Colorado Springs News, Sports & Business

WALDO CANYON FIRE: Unprecedented generosity in Springs

BARBARA COTTER Updated: July 2, 2012 at 12:00 am

The generosity of people in Colorado Springs can be measured in the cans of green beans, boxes of macaroni and cheese and bags of rice piling up at Care and Share Food Bank of Southern Colorado.

Since the Waldo Canyon Fire erupted on June 23, the nonprofit has received 1 million pounds of food — the most ever for a food drive. The previous record was 130,000 pounds, President and CEO Lynne Telford said Monday at a news conference to announce the record-breaking collection and thank Care and Share’s partner agencies.

“I’m overwhelmed,” Telford said. “For our High Park Fire drive, we were so proud of getting 13,000 pounds of food.”

Care and Share has received so much food because of the Waldo Canyon Fire, in fact, it’s had to find off-site storage.
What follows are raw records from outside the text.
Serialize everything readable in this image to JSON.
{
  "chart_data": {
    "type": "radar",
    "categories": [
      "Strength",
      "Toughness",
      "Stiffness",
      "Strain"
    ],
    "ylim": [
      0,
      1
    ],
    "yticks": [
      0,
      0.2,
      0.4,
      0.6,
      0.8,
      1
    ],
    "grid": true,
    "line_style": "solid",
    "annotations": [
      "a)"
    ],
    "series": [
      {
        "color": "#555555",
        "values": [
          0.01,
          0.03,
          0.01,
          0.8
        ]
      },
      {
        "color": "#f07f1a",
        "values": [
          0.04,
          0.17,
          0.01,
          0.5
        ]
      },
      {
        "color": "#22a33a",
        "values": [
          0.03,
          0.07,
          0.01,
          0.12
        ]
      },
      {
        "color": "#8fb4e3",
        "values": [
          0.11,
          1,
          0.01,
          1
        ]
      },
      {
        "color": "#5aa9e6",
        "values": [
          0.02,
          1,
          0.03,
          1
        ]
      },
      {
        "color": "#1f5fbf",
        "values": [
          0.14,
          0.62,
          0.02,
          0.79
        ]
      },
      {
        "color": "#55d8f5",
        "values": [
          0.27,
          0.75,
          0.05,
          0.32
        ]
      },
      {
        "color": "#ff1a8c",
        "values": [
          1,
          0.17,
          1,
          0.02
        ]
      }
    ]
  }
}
“It’s a welcome problem to have,” said Shannon Coker, Care and Share’s community relations director.

Many agencies that have been pitching in to meet the needs of firefighters, emergency workers, evacuees and people who lost homes also report an almost unprecedented outpouring of support.  A victims assistance fund that started last week with $125,000 from the El Pomar Foundation brought in $29,000 on Monday alone, and about $54,000 in three days, said J.D. Dallager, CEO and president of Pikes Peak United Way, which is administering the fund.

“That’s impressive,” Dallager said. “The response has been crescendoing.”
Catherine Barde, spokeswoman for the Pikes Peak chapter of the American Red Cross, said it’s too early to tally how much has been donated, but agreed that people are going above and beyond to help.

“We have a group of kids doing lemonade stands all over town,” she said.

At Care and Share, the food has been going to sites that feed firefighters and emergency workers, to shelters, to people who have had to relocate or have lost wages, and to former evacuees who lost food when their power went out. Coker knows that many people affected by the fire can afford to buy food, but that’s not the point.

“It’s not hunger relief in the traditional sense, but the community we live in wants people to know they’re supported,” Coker said. “We’re fulfilling the obligation to the donor.”

While appreciative of all the canned foods, bottled water, lip balm, socks and other hard goods that have been donated, officials with several agencies, including Care and Share, say the biggest way to help now is by donating money that can go toward long-term assistance or be used for targeted purchases.

“Basically, a cash donation gives us the ability to be more agile,” said Laine Hendricks, spokewoman for the Salvation Army’s Emergency Disaster Services.